訳するという深遠な作業

科白界の住人となってしまわれたのかと心配していた(いずれにせよ言語学的活動であるその一貫性は見事としかいいようがないのだが)応用比較言語学研究室の濯尾*1先生が久々に新たなお題を。

不肖なる私(おうる)は、正直に申せばフィギュアスケートには興味が無い。無いが、アマチュアの世界では「バック中」や「前中」といったような、体軸を反転させる方向の回転技は評価の対象にならないらしい、ということとか、同じ n回転ジャンプでもいくつかの種類があって、難易度の違いに応じて評点が異なるらしい、ぐらいのことは予備知識として持っている。だが、その程度。だから、上掲エントリで初めて、「アクセル」が人名だと知った。勉強になる。
さて。
「アクセル」や「サルコウ」が人名であるならば、言語間翻訳という立場からすると、これはどう見ればよいのか。体操の世界でも、ある技に名前を付けるとき、最初にその技を著名な大会で披露して話題になった選手の名前にするという習慣があったりするわけだが、フィギュアのジャンプ技もこれと全く同じベクトル上に位置づけられるわけだ。
体操競技でいうと、コバチ(鉄棒:後方2回宙返り)とか、トカチェフ(鉄棒:懸垂前振り開脚背面とび越し懸垂)とか、コマネチ(床:…あ、これは違った)などがそれである。日本人の名前も付いている。モリスエ(平行棒:棒上後方かかえ込み2回宙返り腕支持)とか、ツカハラ(跳馬:側転跳び後方宙返り)など。「伸身ツカハラ」といったように、応用技・発展技にもそのまま名前が使われたりする。
フィギュアスケートの世界でも、ジャンプ技に限らず様々な技に、選手の名前がそのままつけられることはよくあるようだ。イナバウアーであるとか、ビールマン・スピンであるとか。
ふとここで考える、もし「レイバック・イナバウアー」を「アラカワ」と名付けることにしたら。「ワンハンド・ビールマン」を「アサダ・スピン」と名付けることにしたら。
名前は、日本語である。日本語であって、日本語で無いとも言える。…訳は、どうなるのだろうか?
ここで改めて気付く。訳には、命名的な訳と、説明的な訳の 2種類があるということに。体操競技でいえば、「トカチェフ」が命名訳、「懸垂前振り開脚背面とび越し懸垂」が説明訳に相当する。そして体操競技では、上に示したとおり、選手名のつけられた技にもすべて括弧内のような「くどい言い回し」である説明訳が必ず存在し、これが一対一対応をしている。もっといえば、技そのものと説明訳も一対一対応をしている。
フィギュアのジャンプには、これがない、ということに気付いた濯尾先生は、すごい。(もしかして:すごい。
今回のお題は、「トリプル・アクセル」という語を訳する、というよりは、「………という技」を(説明的に)訳する、という作業だったわけだ。実に、深い。

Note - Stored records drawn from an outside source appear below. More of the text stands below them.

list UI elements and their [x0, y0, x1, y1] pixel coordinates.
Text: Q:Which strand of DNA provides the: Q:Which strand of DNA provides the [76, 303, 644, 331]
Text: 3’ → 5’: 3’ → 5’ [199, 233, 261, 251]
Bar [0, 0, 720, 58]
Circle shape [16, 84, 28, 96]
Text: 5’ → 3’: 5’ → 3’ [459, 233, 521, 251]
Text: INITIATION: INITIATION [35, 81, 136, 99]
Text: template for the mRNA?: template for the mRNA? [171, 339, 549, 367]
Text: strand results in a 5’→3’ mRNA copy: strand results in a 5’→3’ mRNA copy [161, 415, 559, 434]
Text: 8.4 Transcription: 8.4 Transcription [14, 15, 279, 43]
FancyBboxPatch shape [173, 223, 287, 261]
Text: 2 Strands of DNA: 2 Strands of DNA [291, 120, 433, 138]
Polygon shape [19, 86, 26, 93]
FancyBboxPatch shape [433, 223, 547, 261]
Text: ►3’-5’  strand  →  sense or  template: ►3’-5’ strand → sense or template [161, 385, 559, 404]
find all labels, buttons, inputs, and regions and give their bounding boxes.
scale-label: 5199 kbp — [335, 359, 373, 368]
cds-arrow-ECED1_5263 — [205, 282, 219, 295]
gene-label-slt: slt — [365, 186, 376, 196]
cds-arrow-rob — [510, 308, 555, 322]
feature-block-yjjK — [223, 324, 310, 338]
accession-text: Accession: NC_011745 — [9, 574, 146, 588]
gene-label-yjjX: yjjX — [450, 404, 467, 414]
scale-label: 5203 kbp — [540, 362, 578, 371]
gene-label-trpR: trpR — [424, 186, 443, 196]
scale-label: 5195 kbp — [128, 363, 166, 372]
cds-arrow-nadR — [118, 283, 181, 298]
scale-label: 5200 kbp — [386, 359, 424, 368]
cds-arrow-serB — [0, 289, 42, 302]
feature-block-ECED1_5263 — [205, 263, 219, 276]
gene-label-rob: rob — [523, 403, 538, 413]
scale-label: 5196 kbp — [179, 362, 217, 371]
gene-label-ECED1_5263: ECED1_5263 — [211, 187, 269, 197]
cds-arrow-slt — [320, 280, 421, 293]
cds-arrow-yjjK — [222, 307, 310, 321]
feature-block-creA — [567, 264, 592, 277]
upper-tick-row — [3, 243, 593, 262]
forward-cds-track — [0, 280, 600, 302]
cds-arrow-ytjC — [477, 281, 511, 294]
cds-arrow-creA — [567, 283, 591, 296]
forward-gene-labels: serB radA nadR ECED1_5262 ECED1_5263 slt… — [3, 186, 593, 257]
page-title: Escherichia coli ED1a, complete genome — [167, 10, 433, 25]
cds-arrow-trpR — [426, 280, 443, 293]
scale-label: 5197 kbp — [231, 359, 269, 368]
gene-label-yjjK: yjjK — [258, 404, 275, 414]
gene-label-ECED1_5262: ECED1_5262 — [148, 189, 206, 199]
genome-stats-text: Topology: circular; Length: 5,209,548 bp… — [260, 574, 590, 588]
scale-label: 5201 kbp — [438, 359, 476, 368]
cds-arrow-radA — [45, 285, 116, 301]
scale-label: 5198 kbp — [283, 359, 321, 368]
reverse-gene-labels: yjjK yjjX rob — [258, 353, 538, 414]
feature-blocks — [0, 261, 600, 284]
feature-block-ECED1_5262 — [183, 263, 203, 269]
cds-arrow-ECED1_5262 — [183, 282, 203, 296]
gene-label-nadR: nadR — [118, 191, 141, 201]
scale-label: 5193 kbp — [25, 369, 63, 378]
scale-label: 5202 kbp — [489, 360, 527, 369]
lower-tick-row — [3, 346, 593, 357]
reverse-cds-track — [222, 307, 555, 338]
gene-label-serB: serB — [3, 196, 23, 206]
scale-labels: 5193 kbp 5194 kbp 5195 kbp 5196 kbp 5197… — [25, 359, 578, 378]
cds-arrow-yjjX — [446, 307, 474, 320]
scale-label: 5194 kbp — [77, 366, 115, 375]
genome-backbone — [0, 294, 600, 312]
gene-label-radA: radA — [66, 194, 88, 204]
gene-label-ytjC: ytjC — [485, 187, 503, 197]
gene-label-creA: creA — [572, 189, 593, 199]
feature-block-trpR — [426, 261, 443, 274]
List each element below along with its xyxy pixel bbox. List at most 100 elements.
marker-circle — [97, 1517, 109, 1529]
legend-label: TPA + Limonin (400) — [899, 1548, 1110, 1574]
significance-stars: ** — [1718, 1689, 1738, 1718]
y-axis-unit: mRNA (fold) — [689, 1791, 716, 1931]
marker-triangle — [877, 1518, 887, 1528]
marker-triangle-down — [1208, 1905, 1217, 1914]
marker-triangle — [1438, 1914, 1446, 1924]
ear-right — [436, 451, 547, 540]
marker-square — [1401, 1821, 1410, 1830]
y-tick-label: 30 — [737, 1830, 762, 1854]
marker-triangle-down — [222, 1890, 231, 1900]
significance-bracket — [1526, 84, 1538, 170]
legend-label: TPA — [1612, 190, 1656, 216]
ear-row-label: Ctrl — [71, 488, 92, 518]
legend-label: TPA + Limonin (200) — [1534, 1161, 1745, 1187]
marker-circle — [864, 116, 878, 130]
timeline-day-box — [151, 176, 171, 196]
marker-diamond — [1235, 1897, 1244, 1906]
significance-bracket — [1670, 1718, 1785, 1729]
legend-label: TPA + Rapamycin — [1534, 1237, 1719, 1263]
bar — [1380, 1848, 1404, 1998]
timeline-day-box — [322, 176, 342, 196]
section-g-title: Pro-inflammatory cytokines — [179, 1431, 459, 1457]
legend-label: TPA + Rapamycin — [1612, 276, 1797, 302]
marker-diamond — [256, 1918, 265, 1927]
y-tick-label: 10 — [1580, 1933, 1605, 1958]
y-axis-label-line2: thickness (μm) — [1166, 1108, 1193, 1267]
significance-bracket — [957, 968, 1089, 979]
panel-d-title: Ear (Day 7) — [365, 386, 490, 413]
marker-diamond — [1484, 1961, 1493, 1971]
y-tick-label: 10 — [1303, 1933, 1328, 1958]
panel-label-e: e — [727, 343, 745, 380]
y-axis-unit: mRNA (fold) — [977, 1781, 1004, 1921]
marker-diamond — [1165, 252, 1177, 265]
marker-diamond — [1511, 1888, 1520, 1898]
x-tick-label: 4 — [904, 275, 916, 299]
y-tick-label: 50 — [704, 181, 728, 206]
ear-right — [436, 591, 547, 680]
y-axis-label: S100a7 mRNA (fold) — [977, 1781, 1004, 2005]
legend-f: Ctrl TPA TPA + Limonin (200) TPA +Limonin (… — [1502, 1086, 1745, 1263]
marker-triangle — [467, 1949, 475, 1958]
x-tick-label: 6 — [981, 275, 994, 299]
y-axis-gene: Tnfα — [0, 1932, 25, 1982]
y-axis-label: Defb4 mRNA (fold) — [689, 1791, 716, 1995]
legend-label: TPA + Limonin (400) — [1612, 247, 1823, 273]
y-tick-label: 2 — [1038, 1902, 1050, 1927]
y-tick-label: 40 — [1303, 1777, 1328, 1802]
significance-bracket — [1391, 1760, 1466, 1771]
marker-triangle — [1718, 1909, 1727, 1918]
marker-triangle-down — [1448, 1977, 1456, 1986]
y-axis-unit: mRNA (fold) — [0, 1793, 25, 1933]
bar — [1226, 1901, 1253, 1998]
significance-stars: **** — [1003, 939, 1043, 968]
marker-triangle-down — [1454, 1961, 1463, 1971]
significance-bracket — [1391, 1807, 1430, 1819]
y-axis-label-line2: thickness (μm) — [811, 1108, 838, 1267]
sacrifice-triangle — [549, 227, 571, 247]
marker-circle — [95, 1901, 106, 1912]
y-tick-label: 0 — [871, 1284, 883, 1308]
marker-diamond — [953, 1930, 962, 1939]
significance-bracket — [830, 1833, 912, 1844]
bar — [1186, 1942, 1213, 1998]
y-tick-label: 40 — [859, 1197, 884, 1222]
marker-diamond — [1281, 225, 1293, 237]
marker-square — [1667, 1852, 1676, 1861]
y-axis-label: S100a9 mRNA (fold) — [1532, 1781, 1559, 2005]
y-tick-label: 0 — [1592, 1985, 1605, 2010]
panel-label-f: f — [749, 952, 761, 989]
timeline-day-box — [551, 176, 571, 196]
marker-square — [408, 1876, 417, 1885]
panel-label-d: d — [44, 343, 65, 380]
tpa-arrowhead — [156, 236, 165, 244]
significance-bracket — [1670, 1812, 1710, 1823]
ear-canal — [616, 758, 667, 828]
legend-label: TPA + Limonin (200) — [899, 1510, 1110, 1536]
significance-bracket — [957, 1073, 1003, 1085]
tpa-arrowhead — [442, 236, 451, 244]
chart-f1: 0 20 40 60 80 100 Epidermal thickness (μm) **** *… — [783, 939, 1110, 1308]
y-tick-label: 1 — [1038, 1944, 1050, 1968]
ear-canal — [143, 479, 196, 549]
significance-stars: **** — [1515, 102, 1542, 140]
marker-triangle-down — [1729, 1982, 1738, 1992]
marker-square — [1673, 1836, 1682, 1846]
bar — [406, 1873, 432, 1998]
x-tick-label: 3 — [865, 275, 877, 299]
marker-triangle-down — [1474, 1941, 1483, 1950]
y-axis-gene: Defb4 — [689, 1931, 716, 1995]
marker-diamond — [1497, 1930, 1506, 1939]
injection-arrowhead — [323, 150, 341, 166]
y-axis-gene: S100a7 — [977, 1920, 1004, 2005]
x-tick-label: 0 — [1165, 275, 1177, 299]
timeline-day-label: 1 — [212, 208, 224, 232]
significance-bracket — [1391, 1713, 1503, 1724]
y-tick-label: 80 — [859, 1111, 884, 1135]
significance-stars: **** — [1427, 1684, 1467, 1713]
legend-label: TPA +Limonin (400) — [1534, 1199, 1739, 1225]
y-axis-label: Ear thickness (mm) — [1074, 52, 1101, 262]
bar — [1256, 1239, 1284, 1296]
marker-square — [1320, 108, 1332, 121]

でもって不肖(中略)私(おうる)はといえば、訳を提示するほど練り込めなかったので、こうしてだらだらと書いて虎投げ、という形をとってみた。面倒臭いから 3a 、3b 、3c 、…でいいじゃん、なんてことは、口が裂けても言えない雰囲気である。

■ おまけの余計な追記

このエントリ自体が相当余計だという件については気付かないふりを通す、鈍感力。
サルコウ」というと「猿光」でしょうか。ええのんか〜。この回転が、ええのんか〜。

*1:「すぎお」と読む。漢字に他意はございません。ありませんってば。